Dans les faits, la demande de rappel d’heures supplémentaires se rapportait à une période non prescrite. Par conséquent, les juges du fond ont décidé à bon droit que le salarié était recevable à contester la validité de sa convention de forfait en jours.

En d’autres termes, pour la Haute juridiction, le salarié peut demander au juge de prononcer la nullité de sa convention de forfait tant que la demande de paiement d’heures supplémentaires qui y est rattachée n’est pas prescrite.  

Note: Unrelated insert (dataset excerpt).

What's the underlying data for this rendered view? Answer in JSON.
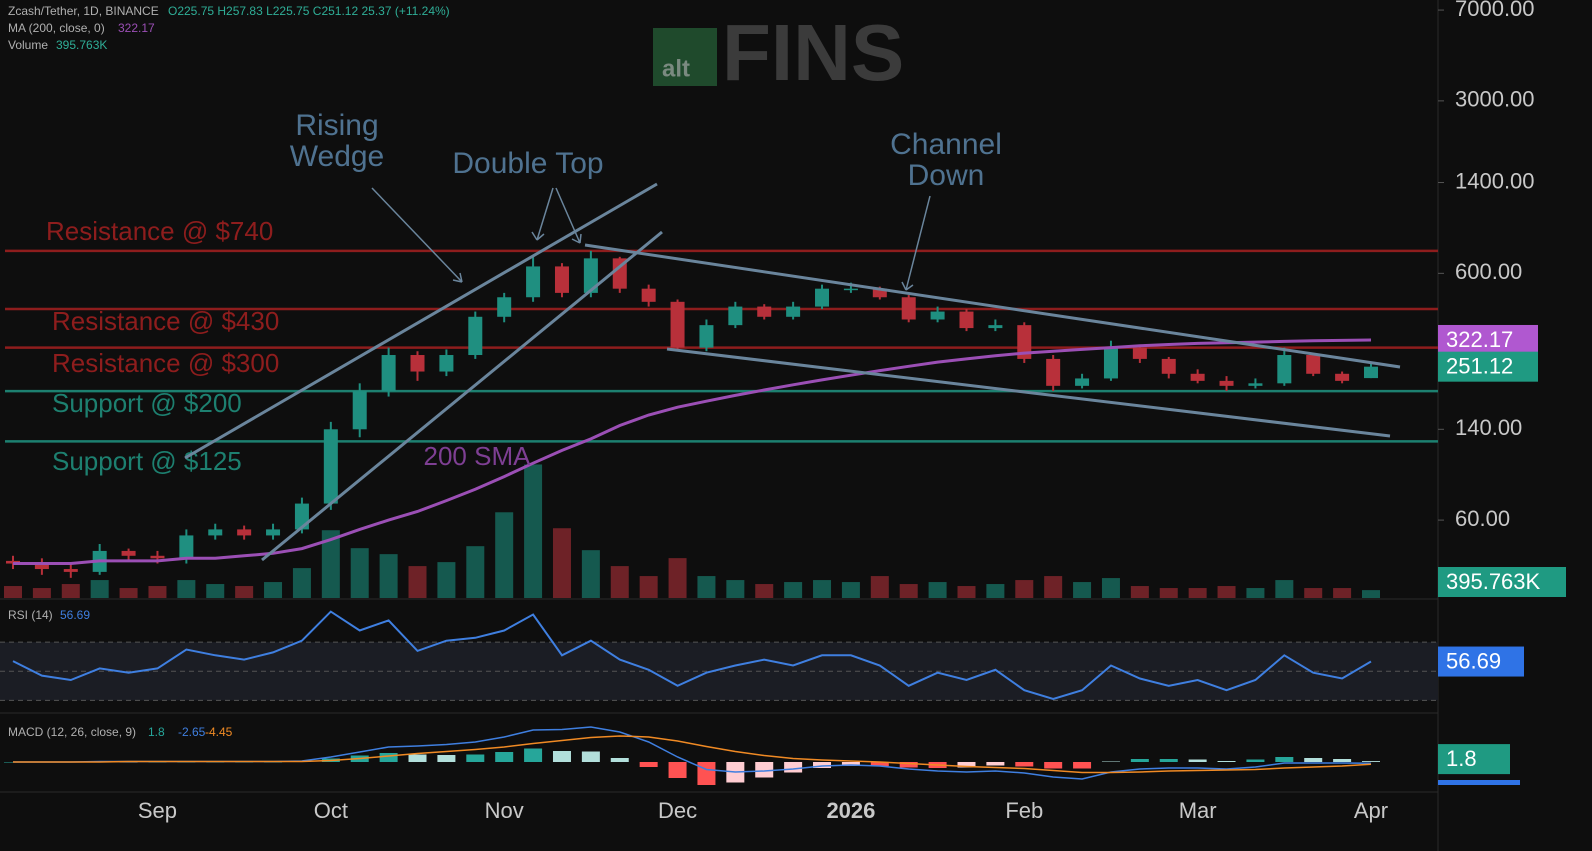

A noter : le délai de prescription en matière de paiement des salaires est de 3 ans(4). Ainsi, dès lors que le salarié en forfait jours a effectué des heures au-delà de la durée légale de travail au cours des 3 années précédentes(5), il sera recevable à contester la validité de son forfait jours.

 



(1) Cass.soc., 29.06.11, n°09-71.107 ; Cass.soc., 17.12.14, n°13-22.890

(2) Art. L.3121-65 C.trav.

(3) Délai de prescription concernant l’exécution du contrat de travail – art. L.1471-1 C.trav.

(4) Art. L.3245-1 C.trav.

(5) Plus précisément, il s’agit de 3 années à compter du jour où le salarié a connu ou aurait dû connaître les faits lui permettant d’exercer l’action en justice. En cas de rupture du contrat de travail, il s’agit des 3 années précédant cette rupture.